When the applicant is admitted to a national institution of higher education, the granting of a residence visa to follow a higher education program is now exempt from the prior opinion of the European Commission. SEF .

  1. The consulate directly consults the second generation Schengen Information System (SIS II) and can only refuse the visa if a refusal of entry and stay is reported in the SIS II.

b) The consulate immediately notifies the SEF of the granting of the visa, and the SEF can activate police measures on the national territory, within the framework of border control, or even cancel the visa.

  • Automatic assignment of provisional TIN, NISS and user ID for a stay visa

When the residence visa is granted, a prior residence permit is issued, containing information concerning:

  1. Obtaining a residence permit;
  2. Provisional assignment of tax and social security numbers and user number.

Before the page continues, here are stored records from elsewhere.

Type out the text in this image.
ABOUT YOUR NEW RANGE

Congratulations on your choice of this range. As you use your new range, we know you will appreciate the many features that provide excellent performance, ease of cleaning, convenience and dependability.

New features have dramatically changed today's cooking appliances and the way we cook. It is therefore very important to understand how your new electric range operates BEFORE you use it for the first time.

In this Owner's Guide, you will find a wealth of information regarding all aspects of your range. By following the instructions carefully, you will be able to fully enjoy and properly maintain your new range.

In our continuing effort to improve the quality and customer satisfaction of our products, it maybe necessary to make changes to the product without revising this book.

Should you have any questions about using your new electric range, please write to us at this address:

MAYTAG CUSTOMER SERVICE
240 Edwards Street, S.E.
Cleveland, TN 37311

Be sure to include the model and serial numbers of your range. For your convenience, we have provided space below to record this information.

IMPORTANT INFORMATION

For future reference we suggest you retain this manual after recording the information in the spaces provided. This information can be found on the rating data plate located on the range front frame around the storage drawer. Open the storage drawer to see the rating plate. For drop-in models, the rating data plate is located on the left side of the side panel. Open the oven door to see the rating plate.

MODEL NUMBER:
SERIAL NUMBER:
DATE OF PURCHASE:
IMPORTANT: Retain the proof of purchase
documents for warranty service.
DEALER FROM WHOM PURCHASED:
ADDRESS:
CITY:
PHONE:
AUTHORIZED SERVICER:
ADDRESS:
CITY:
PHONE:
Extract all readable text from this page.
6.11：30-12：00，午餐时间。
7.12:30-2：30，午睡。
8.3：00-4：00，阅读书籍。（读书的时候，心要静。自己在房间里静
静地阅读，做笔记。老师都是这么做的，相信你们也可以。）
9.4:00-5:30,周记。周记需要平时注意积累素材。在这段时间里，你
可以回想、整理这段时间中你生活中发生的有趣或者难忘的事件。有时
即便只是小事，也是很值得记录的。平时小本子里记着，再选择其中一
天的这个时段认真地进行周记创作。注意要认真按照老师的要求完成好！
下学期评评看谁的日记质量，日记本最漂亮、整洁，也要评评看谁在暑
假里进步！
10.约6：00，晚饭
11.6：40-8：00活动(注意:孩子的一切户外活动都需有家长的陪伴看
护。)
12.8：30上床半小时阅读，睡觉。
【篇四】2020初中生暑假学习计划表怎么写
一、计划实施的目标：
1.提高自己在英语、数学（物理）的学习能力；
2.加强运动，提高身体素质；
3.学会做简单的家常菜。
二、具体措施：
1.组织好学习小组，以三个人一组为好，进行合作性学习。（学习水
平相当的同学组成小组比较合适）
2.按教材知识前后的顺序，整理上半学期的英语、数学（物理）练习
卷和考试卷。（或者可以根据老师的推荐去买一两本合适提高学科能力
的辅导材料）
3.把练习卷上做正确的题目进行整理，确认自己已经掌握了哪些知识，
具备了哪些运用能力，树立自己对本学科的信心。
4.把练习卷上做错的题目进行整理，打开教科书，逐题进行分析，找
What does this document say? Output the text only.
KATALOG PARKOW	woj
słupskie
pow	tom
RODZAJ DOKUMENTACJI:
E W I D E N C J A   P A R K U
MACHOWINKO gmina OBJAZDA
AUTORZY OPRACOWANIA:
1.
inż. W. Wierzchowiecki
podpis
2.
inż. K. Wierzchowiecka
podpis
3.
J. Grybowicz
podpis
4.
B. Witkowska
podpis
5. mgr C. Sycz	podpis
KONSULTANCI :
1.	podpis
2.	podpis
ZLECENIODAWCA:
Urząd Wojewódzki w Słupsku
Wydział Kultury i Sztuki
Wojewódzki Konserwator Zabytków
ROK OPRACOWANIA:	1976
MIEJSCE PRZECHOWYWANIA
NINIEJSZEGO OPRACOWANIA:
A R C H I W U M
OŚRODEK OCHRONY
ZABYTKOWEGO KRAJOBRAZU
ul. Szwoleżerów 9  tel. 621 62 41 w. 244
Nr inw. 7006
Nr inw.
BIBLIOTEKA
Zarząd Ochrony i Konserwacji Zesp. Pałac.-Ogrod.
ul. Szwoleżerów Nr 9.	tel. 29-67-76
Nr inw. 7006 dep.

INVEST WELL IN REAL ESTATE

It is necessary to take some precautions, to define the possible opportunities and the risks incurred. Follow the few tips below:

  • Invest only if your cash flow is significant and if the expected return is attractive. These are the two essential criteria for your strategy to be successful.
  • Invest only if you have a substantial contribution. Subscribing to an 80% “buy to let” collateral is taking too much risk
  • Lead your reflection on the basis of the expected net return . Neglecting maintenance, miscellaneous costs or taxation could lead you to make the wrong decision
  • Don't invest all your money in real estate . Remember that the key is to have a portfolio of diversified assets in order to protect yourself from a downturn in the real estate market.
  • Never forget that in a PEP you are not the only decision maker. It would indeed be a shame if your plans were thwarted by a decision of the board of directors of your PPE. The latter can for example prohibit you from renting via sites such as AirBnB
  • If you have a contribution, nice returns can be obtained provided you make a good investment which means that you have to carry out a little study and try to reduce the risks as much as possible.

Investing in real estate following a “buy to let” strategy remains particularly attractive in Switzerland.